Both the IDC and PwC have issued predictions for growth in the virtual reality and augmented reality markets.
While PwC say that VR is a “highly immature market with underdeveloped business models, flaky hardware, and lots of experimental or low-quality content,” they do see a lot of potential within the category.
As reported by VentureBeat, PwC say that 2017 will see advances in “inside out” movement tracking and lower cost headsets, two key innovations that will make a big difference to consumer-appeal and help the VR market to grow at a 69.2% CAGR over the next four years.
PwC expect 68 million VR headsets will be in use within the U.S. by 2012, with advertising revenues for VR to set grow to $4.6 billion as a result.
The IDC have issued similarly optimistic predictions for the category, issueing a forecast for triple-digit growth in 2017.
They say that two thirds of the market currently belong to the mobile-powered platforms like Samsung’s GearVR and Google’s Daydream while the HTC Vive, Oculus Rift and Sony PSVR account for the remainder.
“The VR market is still very young and consumers seem to be taking a cautious approach,” said Jitesh Ubrani senior research analyst for IDC’s Mobile Device Trackers.
“With plenty of headset options already in the market and even more coming soon, hardware isn’t the issue.
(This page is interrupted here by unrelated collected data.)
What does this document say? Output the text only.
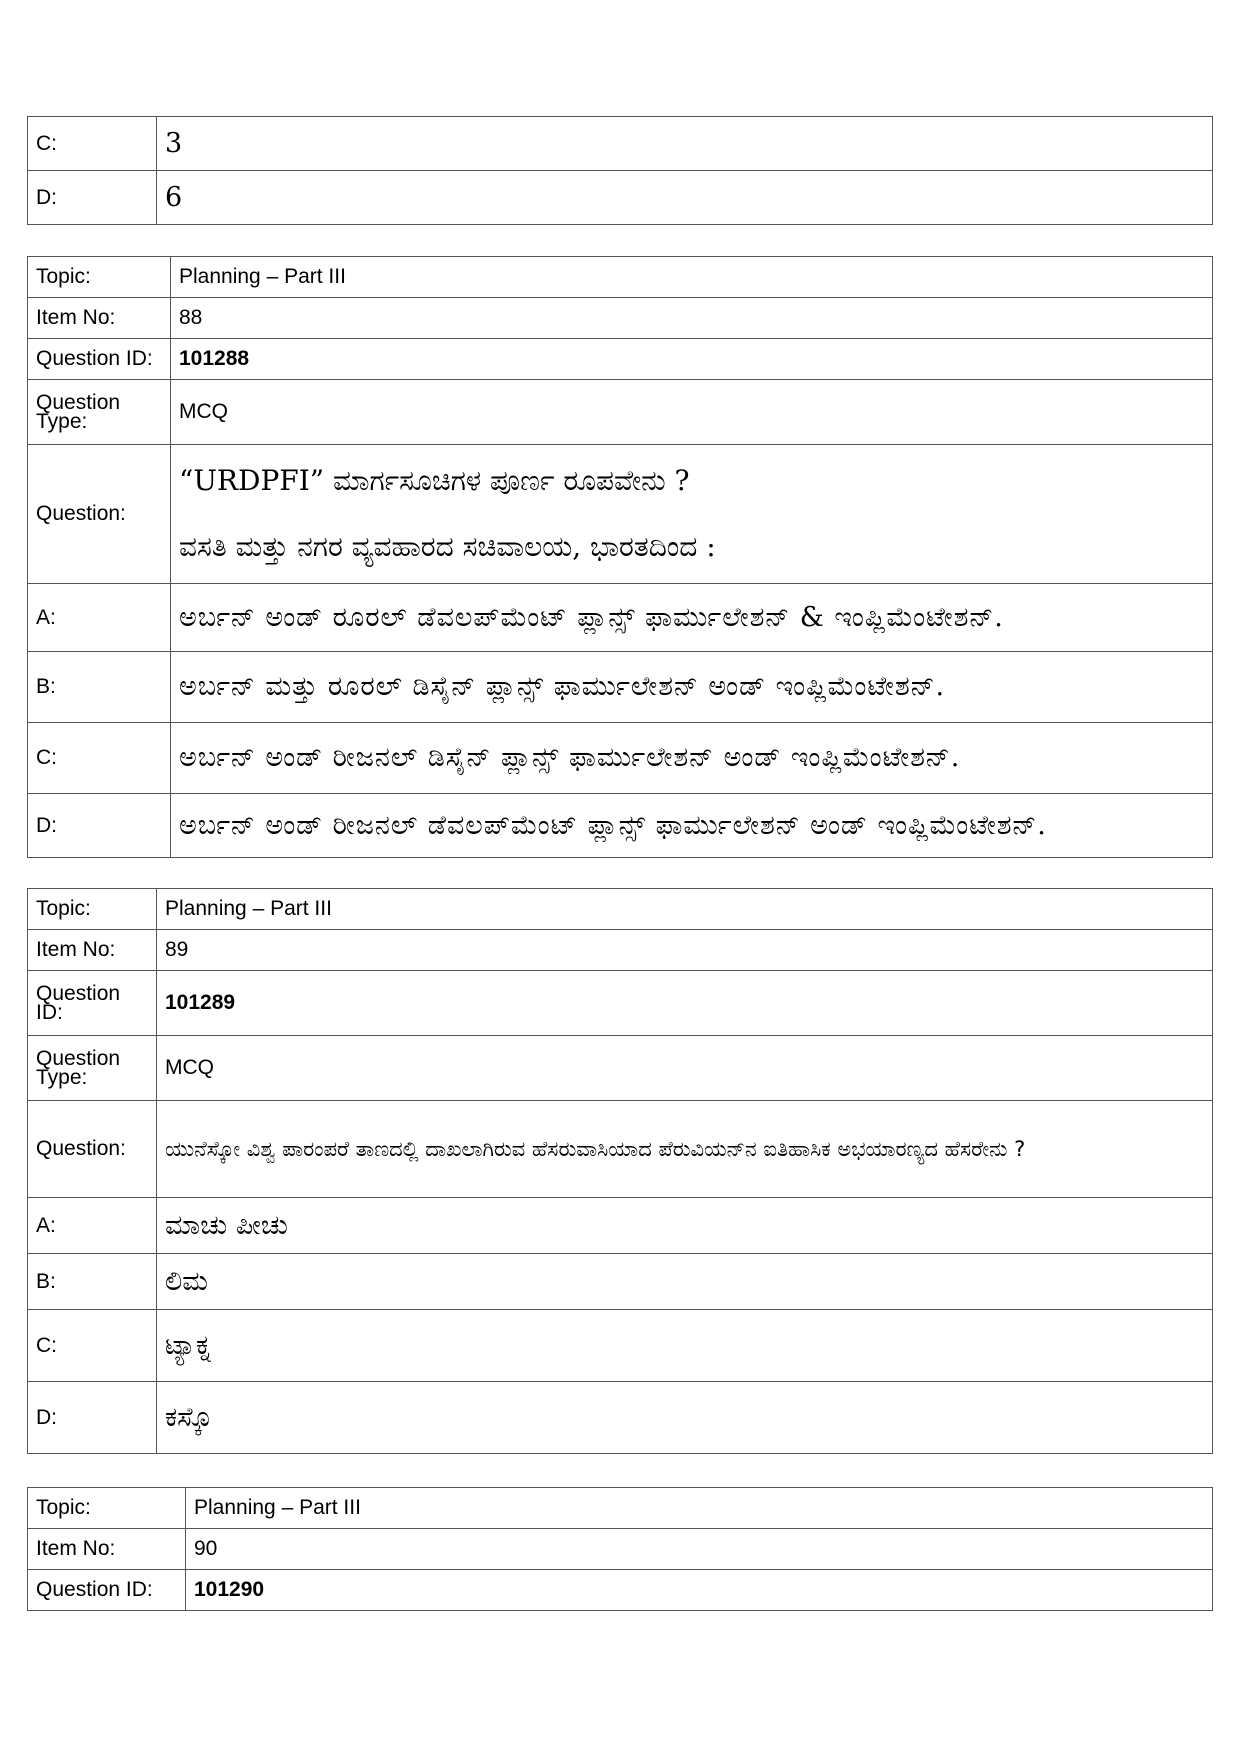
C:	3
D:	6
Topic:	Planning – Part III
Item No:	88
Question ID:	101288
Question Type:	MCQ
Question:	“URDPFI” ಮಾರ್ಗಸೂಚಿಗಳ ಪೂರ್ಣ ರೂಪವೇನು ?
ವಸತಿ ಮತ್ತು ನಗರ ವ್ಯವಹಾರದ ಸಚಿವಾಲಯ, ಭಾರತದಿಂದ :

A:	ಅರ್ಬನ್ ಅಂಡ್ ರೂರಲ್ ಡೆವಲಪ್‌ಮೆಂಟ್ ಪ್ಲಾನ್ಸ್ ಫಾರ್ಮುಲೇಶನ್ & ಇಂಪ್ಲಿಮೆಂಟೇಶನ್.
B:	ಅರ್ಬನ್ ಮತ್ತು ರೂರಲ್ ಡಿಸೈನ್ ಪ್ಲಾನ್ಸ್ ಫಾರ್ಮುಲೇಶನ್ ಅಂಡ್ ಇಂಪ್ಲಿಮೆಂಟೇಶನ್.
C:	ಅರ್ಬನ್ ಅಂಡ್ ರೀಜನಲ್ ಡಿಸೈನ್ ಪ್ಲಾನ್ಸ್ ಫಾರ್ಮುಲೇಶನ್ ಅಂಡ್ ಇಂಪ್ಲಿಮೆಂಟೇಶನ್.
D:	ಅರ್ಬನ್ ಅಂಡ್ ರೀಜನಲ್ ಡೆವಲಪ್‌ಮೆಂಟ್ ಪ್ಲಾನ್ಸ್ ಫಾರ್ಮುಲೇಶನ್ ಅಂಡ್ ಇಂಪ್ಲಿಮೆಂಟೇಶನ್.
Topic:	Planning – Part III
Item No:	89
Question ID:	101289
Question Type:	MCQ
Question:	ಯುನೆಸ್ಕೋ ವಿಶ್ವ ಪಾರಂಪರೆ ತಾಣದಲ್ಲಿ ದಾಖಲಾಗಿರುವ ಹೆಸರುವಾಸಿಯಾದ ಪೆರುವಿಯನ್‌ನ ಐತಿಹಾಸಿಕ ಅಭಯಾರಣ್ಯದ ಹೆಸರೇನು ?
A:	ಮಾಚು ಪೀಚು
B:	ಲಿಮ
C:	ಟ್ಯಾಕ್ನ
D:	ಕಸ್ಕೊ
Topic:	Planning – Part III
Item No:	90
Question ID:	101290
The bigger challenge is the slow growth in content that appeals to a mass audience, combined with the confusion associated with a lack of cross-platform support.”
IDC say that Samsung’s large distribution network and its partnership with Oculus has allowed the company to take the lead in the market, despite being the only company in the top 5 to see an annual decline in shipments.
Likewise, they say that Sony’s high level of control over its own VR ecosystem likely ensures it will remain a major player in the future.